弁護士に対する懲戒請求件数=日弁連のまとめから
朝鮮学校への補助金交付を求める声明などを出した各地の弁護士会に懲戒請求が殺到した問題で、当事者の弁護士の一人が、謝罪文を送ってきた請求者への返信をフェイスブックに公開している。「あなたがすべきことは私への謝罪でなく、差別を楽しむこととの決別だ」とつづった内容はSNS上で拡散した。
書いたのは札幌弁護士会所属の池田賢太弁護士(34)。池田さん自身も960人から請求を受けた。懲戒事由として、日本弁護士連合会(日弁連)が2016年7月に出した朝鮮学校の補助金停止に反対する会長声明に賛同したことが、「確信的犯罪行為」に当たるなどとされていた。
日弁連のまとめでは、昨年1年間の懲戒請求受理件数は例年の数十倍の13万件。ネット上に請求を呼びかけるブログがあり、請求書のひな型も載っている。
請求を受けた弁護士の間で請求者に損害賠償を求める動きが始まると、池田さんに6人の請求者から謝罪文が届いた。
池田さんは返信を書き、5月18日に自身のフェイスブックに内容を公開した。
「社会は一人ひとりが平等という価値観で成立している。あなたの懲戒請求は在日朝鮮人の権利の平等性を認めず、社会の前提を壊している」と指摘。「私の経済的損害や精神的苦痛よりも、この社会の分断を生じさせたことは、極めて重大で、その責任の重大性をしっかりと認識して」と結んだ。目にした人がツイッターで紹介するなどして、SNS上で拡散した。
その後、2人からは再度、池田さんに手紙が届き、「自分の人権意識が薄かったことを反省している」などとつづられていたという。
池田さんは「ブログにあおられて大量の懲戒請求という行動につながったことが恐ろしい。関東大震災で流言が広がり、朝鮮人虐殺が起きた事態とどう違うのかという問題意識があった」と話している。(黄澈)
池田弁護士が請求者に宛てた手紙(抜粋)
私たちの社会は、私たち一人ひとりが、その本質において平等であるという価値観に基づいて成立しています。出自がなんであろうと、障害を負っていようと、職業がなんであろうと、男であろうと女であろうと、その本質において平等でなければなりません。
私が本当に憤っているのは、貴殿のした懲戒請求が、在日朝鮮人あるいはその子どもたちの権利の平等性を認めていないという点にあります。個人はその本質において平等だというこの社会の前提を壊していることに対する無自覚さです。
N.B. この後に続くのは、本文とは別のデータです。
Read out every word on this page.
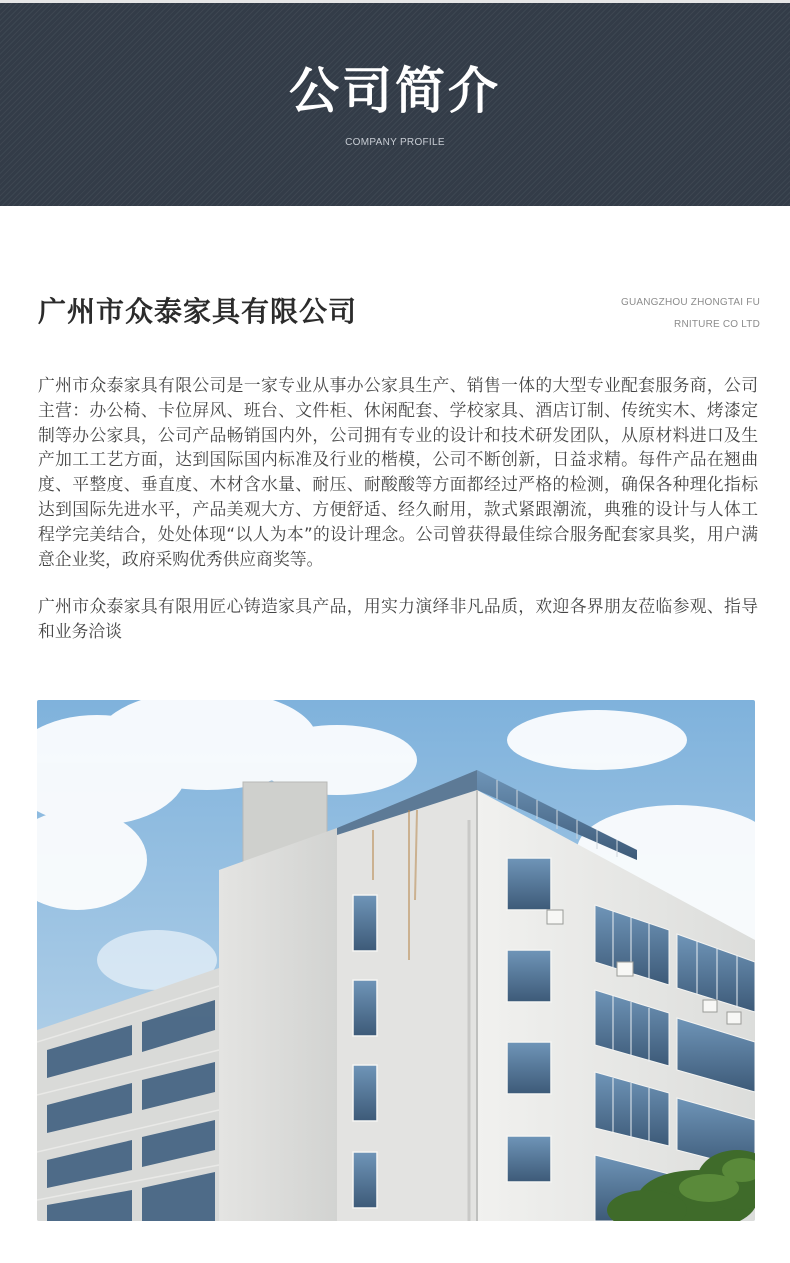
公司简介
COMPANY PROFILE
广州市众泰家具有限公司	GUANGZHOU ZHONGTAI FURNITURE CO LTD

广州市众泰家具有限公司是一家专业从事办公家具生产、销售一体的大型专业配套服务商，公司主营：办公椅、卡位屏风、班台、文件柜、休闲配套、学校家具、酒店订制、传统实木、烤漆定制等办公家具，公司产品畅销国内外，公司拥有专业的设计和技术研发团队，从原材料进口及生产加工工艺方面，达到国际国内标准及行业的楷模，公司不断创新，日益求精。每件产品在翘曲度、平整度、垂直度、木材含水量、耐压、耐酸酸等方面都经过严格的检测，确保各种理化指标达到国际先进水平，产品美观大方、方便舒适、经久耐用，款式紧跟潮流，典雅的设计与人体工程学完美结合，处处体现“以人为本”的设计理念。公司曾获得最佳综合服务配套家具奖，用户满意企业奖，政府采购优秀供应商奖等。

广州市众泰家具有限用匠心铸造家具产品，用实力演绎非凡品质，欢迎各界朋友莅临参观、指导和业务洽谈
私は、貴殿が今回の懲戒請求をなさった根底には、差別に対する無自覚性があると思わざるを得ないのです。
そうであれば、貴殿がなすべきことは、私や弁護士会に対する謝罪ではなく、貴殿の心の中にある明確に存在する差別をする心と向き合うことであり、差別を楽しむこととの訣別(けつべつ)です。謝罪すべきは、貴殿の懲戒請求によって在日朝鮮人の子として生まれたがために学ぶ権利を否定された子どもたちにであり、それを自らの責任と追い詰めている彼らの親たちにです。
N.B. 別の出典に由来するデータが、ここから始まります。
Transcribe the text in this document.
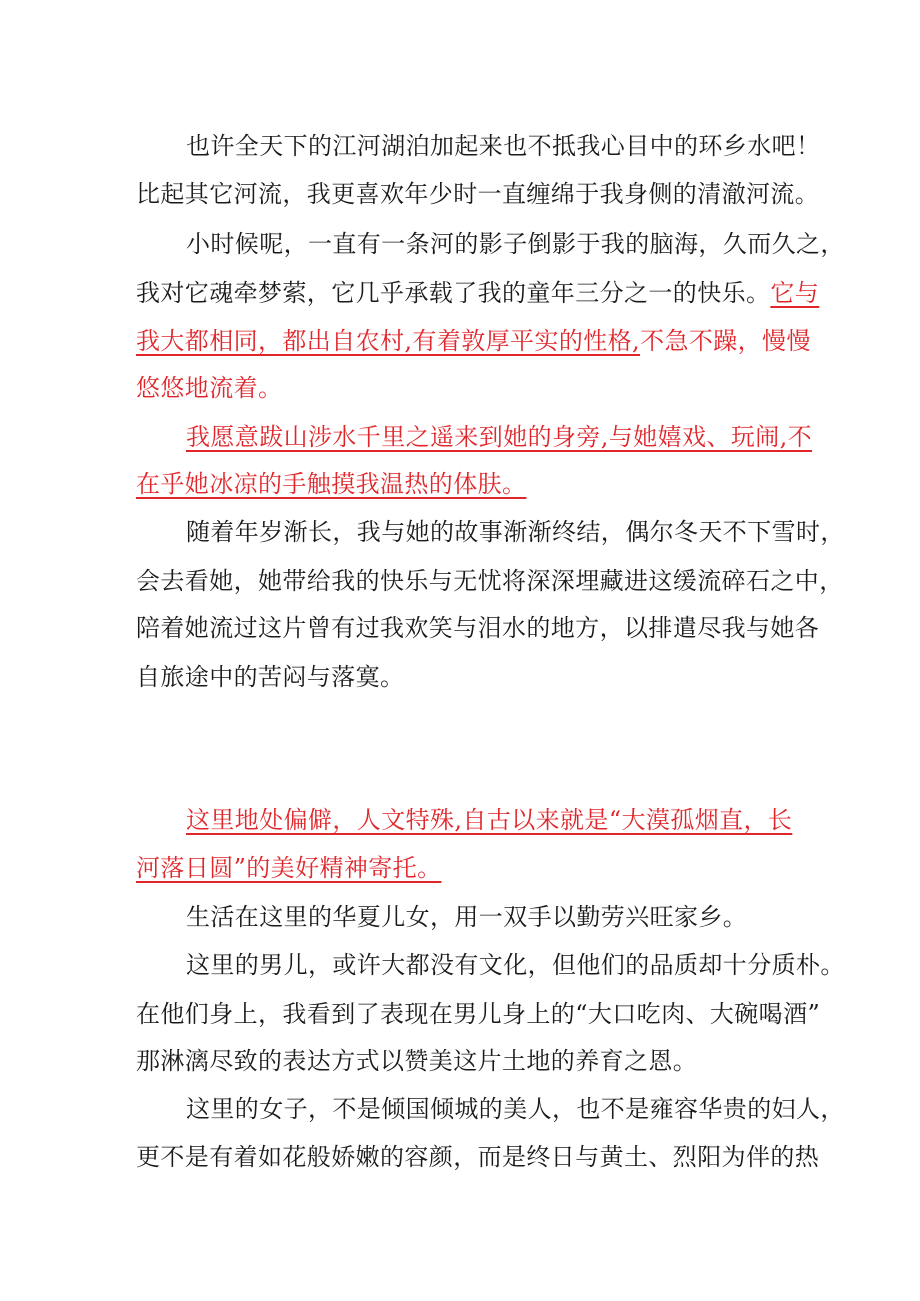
也许全天下的江河湖泊加起来也不抵我心目中的环乡水吧！
比起其它河流，我更喜欢年少时一直缠绵于我身侧的清澈河流。
小时候呢，一直有一条河的影子倒影于我的脑海，久而久之，
我对它魂牵梦萦，它几乎承载了我的童年三分之一的快乐。它与
我大都相同，都出自农村,有着敦厚平实的性格,不急不躁，慢慢
悠悠地流着。
我愿意跋山涉水千里之遥来到她的身旁,与她嬉戏、玩闹,不
在乎她冰凉的手触摸我温热的体肤。
随着年岁渐长，我与她的故事渐渐终结，偶尔冬天不下雪时，
会去看她，她带给我的快乐与无忧将深深埋藏进这缓流碎石之中，
陪着她流过这片曾有过我欢笑与泪水的地方，以排遣尽我与她各
自旅途中的苦闷与落寞。
这里地处偏僻，人文特殊,自古以来就是“大漠孤烟直，长
河落日圆”的美好精神寄托。
生活在这里的华夏儿女，用一双手以勤劳兴旺家乡。
这里的男儿，或许大都没有文化，但他们的品质却十分质朴。
在他们身上，我看到了表现在男儿身上的“大口吃肉、大碗喝酒”
那淋漓尽致的表达方式以赞美这片土地的养育之恩。
这里的女子，不是倾国倾城的美人，也不是雍容华贵的妇人，
更不是有着如花般娇嫩的容颜，而是终日与黄土、烈阳为伴的热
私は、貴殿がどのような思想を持とうと、表現活動をされようと自由だと思います。しかし、その自由には責任が伴うことを忘れてはなりません。その自由を行使した結果、他人の権利を害することは許されるべきことではありません。そして、私の経済的損害や精神的苦痛よりも、この社会の分断を生じさせたことは、極めて重大で、それに対する大きな責任は負うべきだと考えます。その責任の重大性をしっかりと認識していただきたく存じます。